COMPANIES which supply security staff to the licensed trade and other sectors will soon to be asked to shoulder greater responsibility for stewards’ qualifications, professionalism and quality
That’s the message from current regulator the Security Industry Authority (SIA), which is due to be scrapped after the London 2012 Olympics as part of UK government moves to slash the number of quangos.
Speaking at the SIA’s recent conference in London, Stephen McCormick, the body’s director of service delivery, outlined the principles of the regime that will take the place of the SIA, stressing there would be “continued robust compliance and enforcement” with the new independent regulator.
Stating that the SIA was continuing to work with government and industry to shape the new regime, McCormick said that in future businesses would be licensed, with a register of individuals working within the industry set up.
The new system will see a “significant” transfer of responsibility to the industry, he added, with qualifications, professionalism and quality becoming the responsibility of those who employ stewards.

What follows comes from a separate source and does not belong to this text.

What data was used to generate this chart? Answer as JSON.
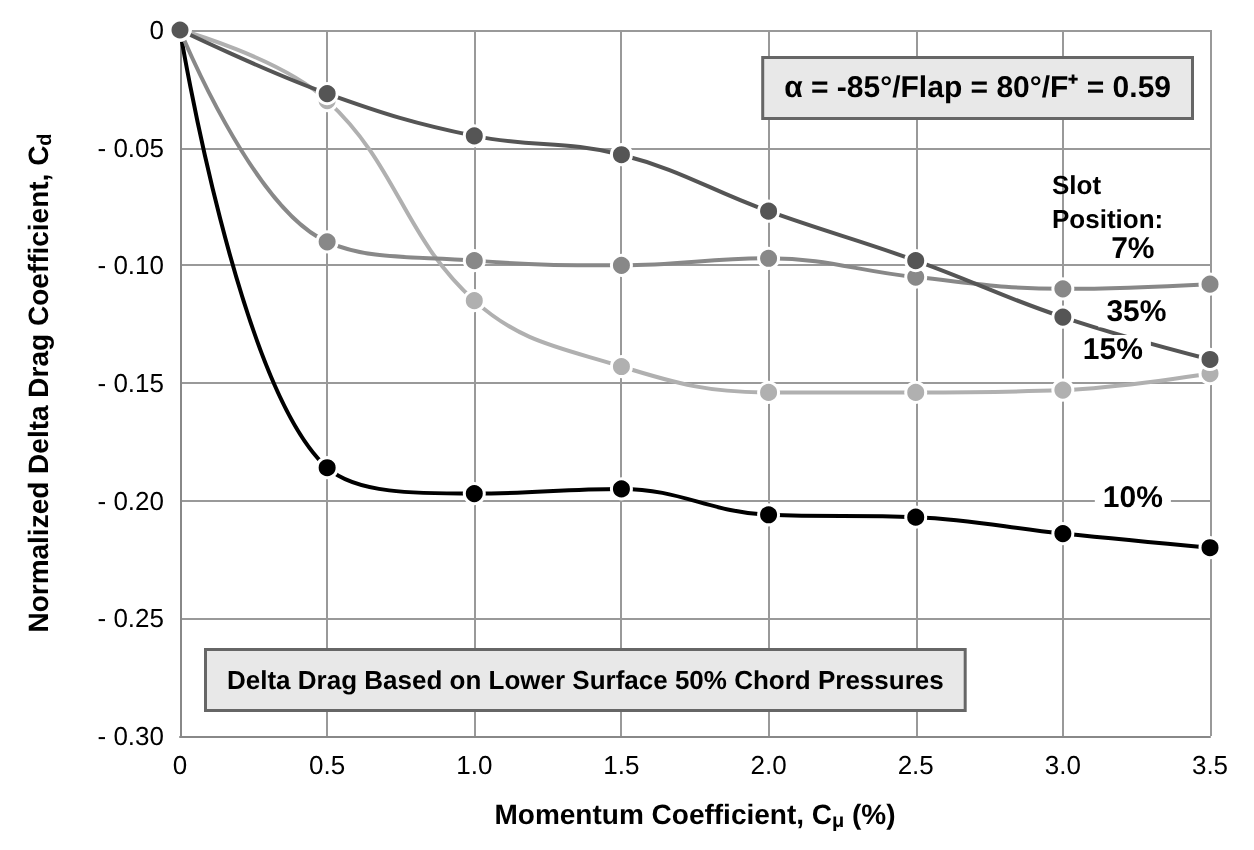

The aim, said McCormick, is to reduce the overall cost of regulation, and to ensure new system meets the needs of the industry across the UK.
“We need to ensure continued compliance and licensing under current regulation and start work on transferring activities to the new regime,” he said. “It is important that we maintain stability and continuity.” His comments were echoed by SIA chair Ruth Henig, who said the conference marked the “beginning of a new phase in the evolution of regulation”.
Calling for views and input from the industry during the transition to the new regime, Henig said the shift represented “a real opportunity to reshape regulation, drive up standards and reduce the threat from criminal activity”.
“We want you, who work in the industry, to be actively involved in the frontline of change, making it happen in a way that suits your needs,” she told the 200 delegates at the conference.
“We want to see regulation based on business registration, qualifications managed by the industry, and a clear focus on professionalism and on quality standards.
“Between us we have a real opportunity to translate this vision into reality and to start to adapt the current regime where we can to meet the needs of the future.”
The Home Office reiterated that there will be “no significant changes” before the Olympics next summer.
“We are looking for a suitable legislative vehicle to wind down the SIA and put in place a new regulatory regime,” said Tyson Hepple, Home Office director of civil liberties and public protection.
“What we want to achieve is a statutory regulator with teeth.”
The conference, which will be followed by a second event in the north of England in the autumn, came as the SIA launched a new section on its website to highlight its enforcement activity.
The page www.sia.homeoffice.gov.uk/enforcement contains details of locations where operations have taken place, the number of sites inspected, details of police or other partners involved and the total number of offences found.
Dave Humphries, director of compliance and enforcement at the SIA, said the new page highlights an important part of the SIA’s work.
“An integral part of the compliance and investigation team’s remit is to work closely with police, local authorities, training providers, trade associations, industry representatives and other government agencies to maintain high levels of compliance within the private security industry,” he said.
The SIA also claims to be exceeding licensing and customer service targets. Of the 228,200 calls its contact centre has taken since its customer service commitment was put in place in July 2010, the SIA said 99% have been answered within 30 seconds; it also claims to have responded to 99% of written complaints within 12 working days.
The SIA said it is dealing with licensing applications efficiently, “well exceeding” its target of processing 80% within 30 working days. In the 11 months to March 2011, 93% of licences were issued within 30 days and, of these, 70% were issued within 15 working days.
Christy Hopkins, associate director of customer service and quality improvement, said the SIA’s online application system, e-Fill, has also made the process quicker and easier for applicants. “We set ourselves high targets and I am pleased that we are meeting them; we will also continue to review and improve our service,” she said.